Matt Garza dominates in Rangers debut

ARLINGTON, Texas -- John Burkett. Cliff Lee.

You can throw Todd Stottlemyre in there if you want.

All pitchers that the Texas Rangers have acquired in seasons past, either before, at or after the trade deadline, all brought to Texas to be game-changers.

Will Matt Garza be the next one?

If his debut for the Rangers is any indication -- a 3-1 victory over the powerless New York Yankees on Wednesday night -- general manager Jon Daniels has made a trade that will rival the one he made for Lee in 2010 and those by Doug Melvin for Burkett and Stottlemyre in the 1990s.

The Rangers won division titles in all of those seasons. They of course made it to their first World Series with Lee playing a massive role.

Garza happily explained after Wednesday's game how he's found himself in this role -- a "hired gun," as one person put it -- three times before. With Minnesota in 2006. With Tampa Bay in 2008. And with the Chicago Cubs in 2011 (though the Cubs did what the Cubs do and never contended).

Garza relishes this moment of being deputized by the Rangers as the final piece of the starting rotation that might have to push this team to the playoffs.

"Being a hired gun, I'm a pitcher. I'm going to come out and do my job every night," Garza said. "As long as I can go as deep as I can and give my team the best chance to win, that's what I strive for every night. Try to get nine [innings pitched]."

He went 7⅓ innings while stifling the Yankees on Wednesday, allowing five hits and an unearned run. Garza threw 95 pitches and probably could have gone deeper, but the Rangers' bullpen has been so hot that manager Ron Washington went to southpaw Neal Cotts with four straight left-handed batters coming up.

Garza held his glove up to his face as Washington came out to get him with one out in the top of the eighth. What was the nature of their first exchange of Washington coming to get the ball?

"I just said he did a great job out there," Washington said. "He said, 'OK.'"

Garza had to beat the Yankees with little run support from his new offense, but he didn't flinch. A.J. Pierzynski gave the Rangers a 1-0 lead in the bottom of the first with a two-out double, and it looked like that might be enough for Garza.

But a throwing error by Garza to start the top of the sixth led to the game being tied at one. Garza bobbled a comebacker to the mound, then grabbed the ball and fired it into right field, allowing Yankees speedster Brett Gardner to race all the way to third base.

Garza nearly got out of the inning. He made a nice play on another comebacker by Ichiro Suzuki. He made a good pitch to the Yankees' best hitter -- and only feared batter -- Robinson Cano, who lined it over a drawn-in infield to score Gardner and tie the game at one.

"I kept turning and I didn't stop myself from sliding; that's why I let the ball go too wild," Garza said. "It caught me off guard, and it's one of those things.
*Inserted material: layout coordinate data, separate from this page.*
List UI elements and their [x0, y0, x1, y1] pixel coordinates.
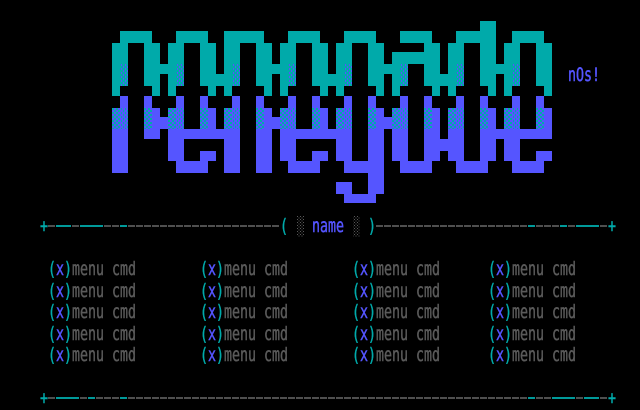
menu column 4: (x)menu cmd	[488, 301, 576, 323]
menu column 4: (x)menu cmd	[488, 323, 576, 345]
bottom divider	[40, 387, 616, 409]
menu column 2: (x)menu cmd	[200, 344, 288, 366]
menu column 2	[200, 258, 288, 366]
top divider with name heading	[40, 215, 616, 237]
menu column 2: (x)menu cmd	[200, 323, 288, 345]
menu column 3	[352, 258, 440, 366]
menu column 2: (x)menu cmd	[200, 280, 288, 302]
logo upper half: teal letters	[112, 21, 552, 96]
bottom divider: +	[608, 387, 616, 409]
top divider with name heading: )	[368, 215, 376, 237]
heading: name: name	[312, 215, 344, 237]
menu column 1: (x)menu cmd	[48, 301, 136, 323]
top divider with name heading: +	[40, 215, 48, 237]
top divider with name heading: +	[608, 215, 616, 237]
menu column 3: (x)menu cmd	[352, 344, 440, 366]
menu column 3: (x)menu cmd	[352, 301, 440, 323]
logo lower half: blue letters	[112, 96, 552, 203]
logo: dither inside teal stems	[120, 64, 520, 86]
menu column 4	[488, 258, 576, 366]
menu column 1: (x)menu cmd	[48, 344, 136, 366]
menu column 2: (x)menu cmd	[200, 301, 288, 323]
menu column 1: (x)menu cmd	[48, 323, 136, 345]
logo: dense dither band	[112, 108, 544, 129]
logo: ascii art wordmark	[112, 21, 552, 203]
menu column 3: (x)menu cmd	[352, 280, 440, 302]
menu column 1	[48, 258, 136, 366]
tag: nOs!: nOs!	[568, 64, 600, 86]
bottom divider: +	[40, 387, 48, 409]
menu column 4: (x)menu cmd	[488, 258, 576, 280]
top divider with name heading: (	[280, 215, 288, 237]
menu column 4: (x)menu cmd	[488, 280, 576, 302]
menu column 4: (x)menu cmd	[488, 344, 576, 366]
menu column 3: (x)menu cmd	[352, 323, 440, 345]
menu column 2: (x)menu cmd	[200, 258, 288, 280]
menu column 1: (x)menu cmd	[48, 280, 136, 302]
menu column 3: (x)menu cmd	[352, 258, 440, 280]
menu column 1: (x)menu cmd	[48, 258, 136, 280]
logo: sparse dither band	[120, 108, 520, 129]
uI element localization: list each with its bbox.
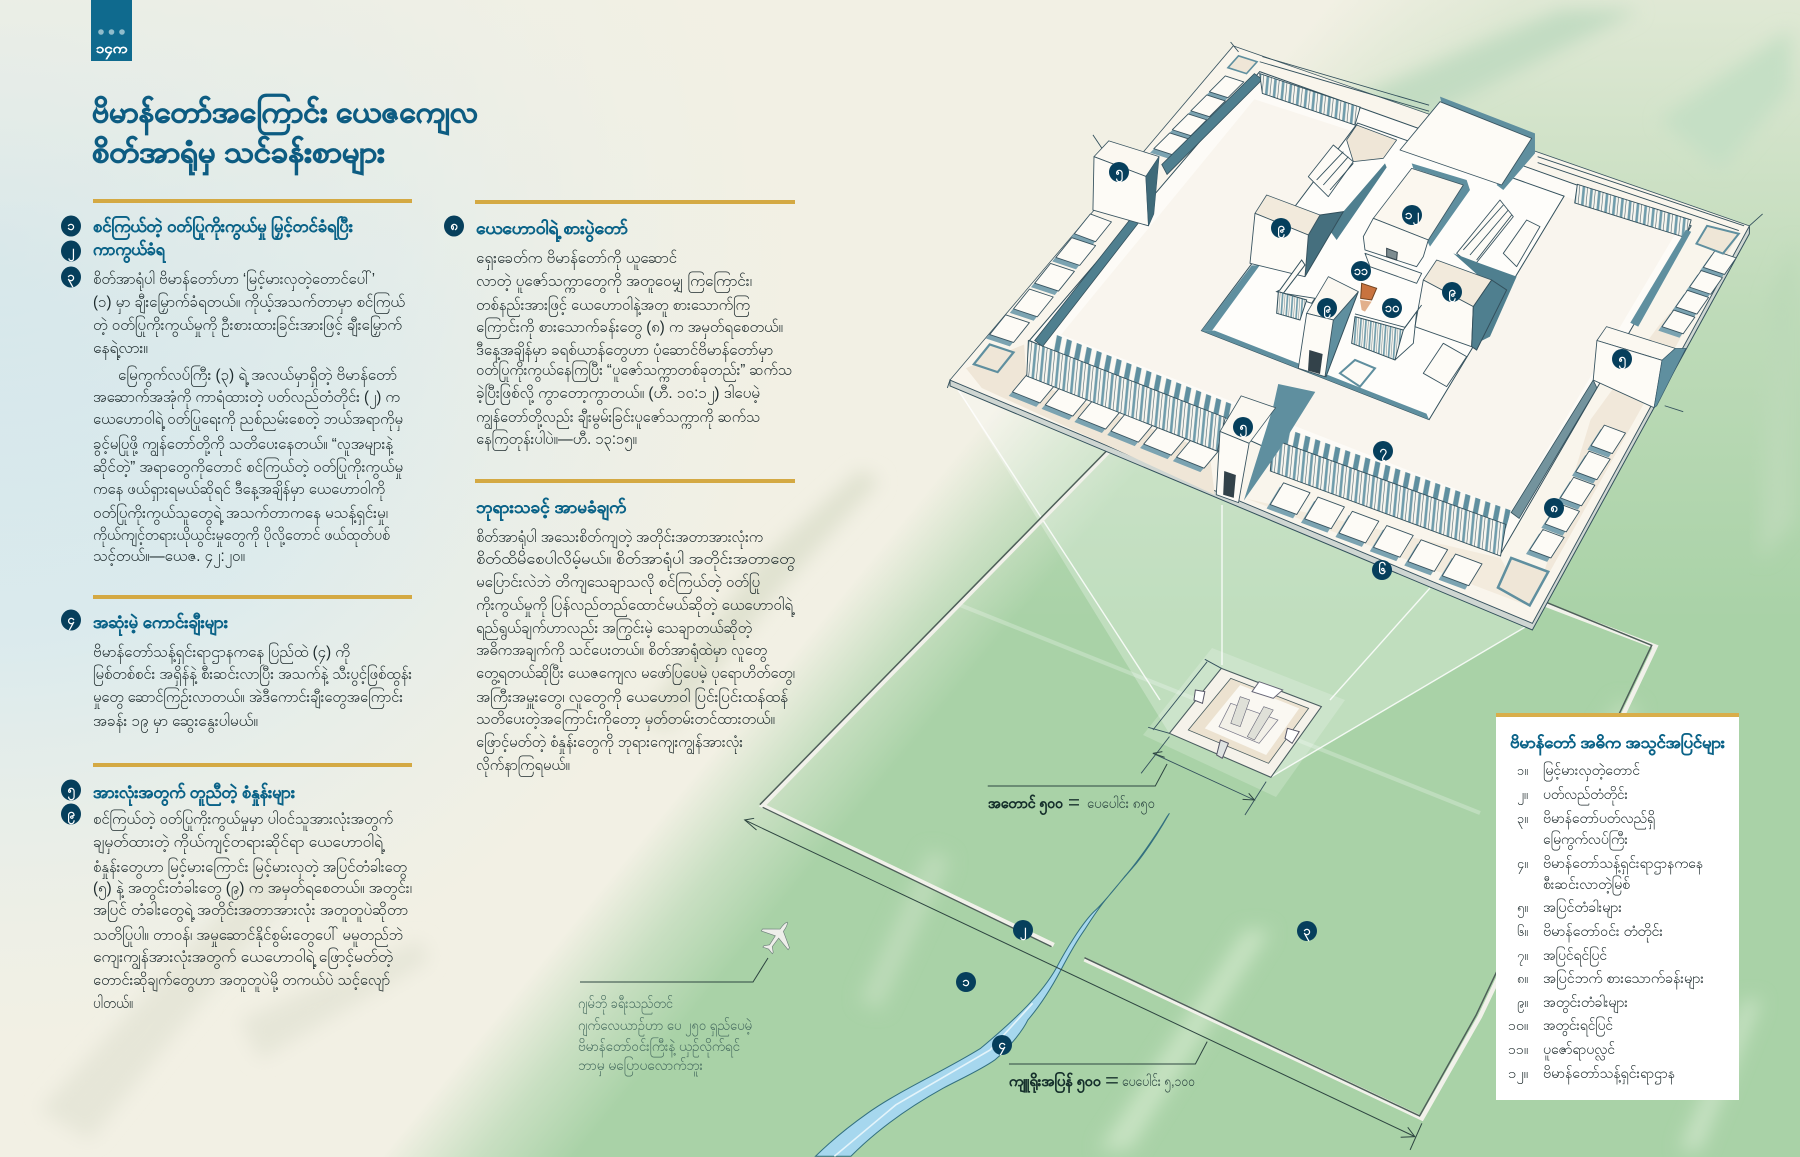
number badges: temple illustration [1109, 162, 1632, 580]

I made sure I got the next guy out, and I was so close to not letting them score.

"That's what I was ticked off about. Cano's a great hitter, and I thought I made a great pitch and he got just enough to get over [Ian] Kinsler's head."

Garza didn't blink. With Cano at first base, he got Lyle Overbay to ground into a double play to quickly end the inning.

"He can execute pitches and he never gets rattled," Washington said.

The Rangers offense isn't scoring much, but Pierzynski did give Garza back the lead with a two-out solo home run in the bottom of the inning for a 2-1 score.

Garza went back out and attacked the strike zone. Of his 95 pitches, 66 were strikes. That's 70 percent. Washington calls that pounding the zone.

"Pounding the zone with a vengeance," Washington said. "He's always been a strike-thrower. He's always kept the ball in play."

Garza's new teammates were impressed about his strike-throwing and his reaction to making the error.

"He was as advertised," said David Murphy, who provided an insurance run with a solo shot in the bottom of the eighth. "It's almost funny at times [the way he reacts]. It got a hold of him when he made that bad throw. He wants to win."

Garza might find himself in a different role than Burkett, Stottlemyre and Lee before him.

Those guys came to a Rangers team with a juggernaut of an offense. This one started the day ninth in the American League in runs scored.

Pitching -- and the starting rotation -- might have to lead the way. Garza might end up being the game-changer of them all.

"Our pitching has been leading the way all year," Washington said. "I don't see why it would change now. They're the reason why we are where we are. The guys out of the bullpen. The starting rotation. We have good pitching. Our offense will pick it up."